The SCROOGE film here is from 1930 and is probably one of the worst movie versions I’ve ever seen. Worst TV version was one starring Basil Rathbone and hosted by Fredric March. My favorite version? Easy! It’s the 1938 version with Reginald Owen and a very young June Lockhart, but that one’s not in the Public Domain and so couldn’t be included on this set.

THE LITTLEST ANGEL is here. I’m talking about the Johnny Whitaker live action TV series that was sponsored originally by Hallmark Hall of Fame. How they let this one slip into the Public Domain is beyond me. The story concerns a little boy who dies in a fall and goes to Heaven in time to witness the arrival of Jesus in the manger on Earth. Fred Gwynne plays sort of a guardian angel to the littlest angel; almost expected him to do that deep, silly Herman Munster laugh, wave his arms around and call for Lily.

Although it says that MIRACLE ON 34TH STREET is one of the movies here, don’t be fooled. It’s a one-hour TV version starring Thomas Mitchell (“Uncle Billy” from IT’S A WONDERFUL LIFE). Sometimes folks get confused when different tellings of the same story appear on these compilations; they’re usually NOT the ones you’re thinking they are.

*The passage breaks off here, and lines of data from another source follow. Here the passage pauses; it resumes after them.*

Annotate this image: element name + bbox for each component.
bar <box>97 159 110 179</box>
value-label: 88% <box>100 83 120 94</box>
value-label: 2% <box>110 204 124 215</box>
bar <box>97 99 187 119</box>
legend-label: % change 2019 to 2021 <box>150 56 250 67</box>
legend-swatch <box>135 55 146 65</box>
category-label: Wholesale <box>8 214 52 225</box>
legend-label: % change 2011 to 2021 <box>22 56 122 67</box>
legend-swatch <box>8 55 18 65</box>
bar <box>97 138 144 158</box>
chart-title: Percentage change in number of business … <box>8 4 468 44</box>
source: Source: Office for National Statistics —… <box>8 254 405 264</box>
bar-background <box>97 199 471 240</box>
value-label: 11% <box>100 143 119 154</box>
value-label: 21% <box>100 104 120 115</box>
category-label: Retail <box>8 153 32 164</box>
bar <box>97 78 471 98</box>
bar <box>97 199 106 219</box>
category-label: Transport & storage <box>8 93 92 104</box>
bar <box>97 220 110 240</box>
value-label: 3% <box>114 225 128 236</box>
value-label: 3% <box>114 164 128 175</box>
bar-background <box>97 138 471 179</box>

Some of the other movies here are ones I’ve never seen before. Case in point: any of the LITTLE WOMEN stories. Was never that much into Louisa May Alcott and all her “Little” tales.

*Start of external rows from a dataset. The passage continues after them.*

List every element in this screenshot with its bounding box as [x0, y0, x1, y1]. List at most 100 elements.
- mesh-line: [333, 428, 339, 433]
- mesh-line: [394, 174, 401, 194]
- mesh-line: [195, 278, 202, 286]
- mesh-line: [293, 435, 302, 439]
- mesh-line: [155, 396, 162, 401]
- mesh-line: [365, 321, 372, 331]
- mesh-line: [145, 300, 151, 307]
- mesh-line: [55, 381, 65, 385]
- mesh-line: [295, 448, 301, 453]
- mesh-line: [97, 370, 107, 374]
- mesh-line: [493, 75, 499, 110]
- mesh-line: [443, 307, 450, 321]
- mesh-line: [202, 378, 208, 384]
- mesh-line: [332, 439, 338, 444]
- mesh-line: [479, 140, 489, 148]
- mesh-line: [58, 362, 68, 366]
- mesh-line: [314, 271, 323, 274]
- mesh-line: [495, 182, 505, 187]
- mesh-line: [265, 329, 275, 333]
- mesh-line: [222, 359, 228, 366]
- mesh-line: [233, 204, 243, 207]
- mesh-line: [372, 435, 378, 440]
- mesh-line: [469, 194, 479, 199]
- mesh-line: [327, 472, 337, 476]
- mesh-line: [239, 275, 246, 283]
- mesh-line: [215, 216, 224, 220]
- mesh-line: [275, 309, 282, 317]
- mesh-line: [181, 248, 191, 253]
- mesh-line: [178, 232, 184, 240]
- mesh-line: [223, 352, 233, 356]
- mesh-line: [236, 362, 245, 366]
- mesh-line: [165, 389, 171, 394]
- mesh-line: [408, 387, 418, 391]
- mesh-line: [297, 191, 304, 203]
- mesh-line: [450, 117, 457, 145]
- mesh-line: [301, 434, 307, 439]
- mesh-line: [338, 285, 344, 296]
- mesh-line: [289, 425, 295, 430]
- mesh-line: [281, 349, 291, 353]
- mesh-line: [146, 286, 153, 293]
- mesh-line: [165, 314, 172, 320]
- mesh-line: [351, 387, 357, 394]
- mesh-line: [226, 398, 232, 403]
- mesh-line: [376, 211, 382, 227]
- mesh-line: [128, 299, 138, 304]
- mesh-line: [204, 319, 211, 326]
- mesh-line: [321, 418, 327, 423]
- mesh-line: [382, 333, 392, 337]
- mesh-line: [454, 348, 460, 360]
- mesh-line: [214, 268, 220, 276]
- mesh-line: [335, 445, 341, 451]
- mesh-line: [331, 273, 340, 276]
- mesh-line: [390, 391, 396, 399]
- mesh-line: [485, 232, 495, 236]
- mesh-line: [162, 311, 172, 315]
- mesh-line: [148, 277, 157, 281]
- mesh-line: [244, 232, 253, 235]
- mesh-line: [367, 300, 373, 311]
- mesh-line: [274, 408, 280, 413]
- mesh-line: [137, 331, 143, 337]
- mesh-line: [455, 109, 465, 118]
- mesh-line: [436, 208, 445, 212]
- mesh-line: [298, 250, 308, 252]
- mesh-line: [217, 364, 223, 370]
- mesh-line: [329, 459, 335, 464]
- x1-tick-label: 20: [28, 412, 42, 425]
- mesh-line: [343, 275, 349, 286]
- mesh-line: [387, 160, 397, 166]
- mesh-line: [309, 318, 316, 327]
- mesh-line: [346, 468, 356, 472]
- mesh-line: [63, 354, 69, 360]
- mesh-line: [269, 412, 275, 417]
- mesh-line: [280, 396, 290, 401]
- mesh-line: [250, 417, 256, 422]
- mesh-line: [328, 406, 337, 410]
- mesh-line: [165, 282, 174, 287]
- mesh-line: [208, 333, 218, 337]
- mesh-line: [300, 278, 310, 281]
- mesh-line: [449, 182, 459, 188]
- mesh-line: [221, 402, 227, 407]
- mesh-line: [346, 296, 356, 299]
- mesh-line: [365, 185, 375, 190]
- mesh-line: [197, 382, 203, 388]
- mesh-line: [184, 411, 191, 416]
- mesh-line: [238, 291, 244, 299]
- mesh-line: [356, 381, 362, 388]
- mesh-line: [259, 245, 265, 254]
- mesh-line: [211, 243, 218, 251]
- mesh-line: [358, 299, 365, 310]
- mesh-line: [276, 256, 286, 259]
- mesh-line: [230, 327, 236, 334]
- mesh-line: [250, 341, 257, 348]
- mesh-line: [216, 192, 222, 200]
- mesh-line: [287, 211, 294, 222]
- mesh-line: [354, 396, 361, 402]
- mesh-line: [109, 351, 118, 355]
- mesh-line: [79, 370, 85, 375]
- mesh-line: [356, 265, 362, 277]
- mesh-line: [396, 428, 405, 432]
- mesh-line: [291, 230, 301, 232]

As for THE NATIVITY and THE PILGRIMAGE PLAY, I’m kind of curious to see what they are; they were part of the reason I forked over 5 bucks to get this set. I suppose that I will have to sit down over the upcoming Thanksgiving Holiday and check ‘em out.

From what I’ve seen so far, this would be a good DVD compilation to have in your home. The kids, however, might get bored with some of the cartoons contained here (as they are dated), but give them SANTA CLAUS CONQUERS THE MARTIANS and maybe they’ll like it for all the bright colors. Or maybe it’ll warp ‘em for life. That’s the chance you have to take.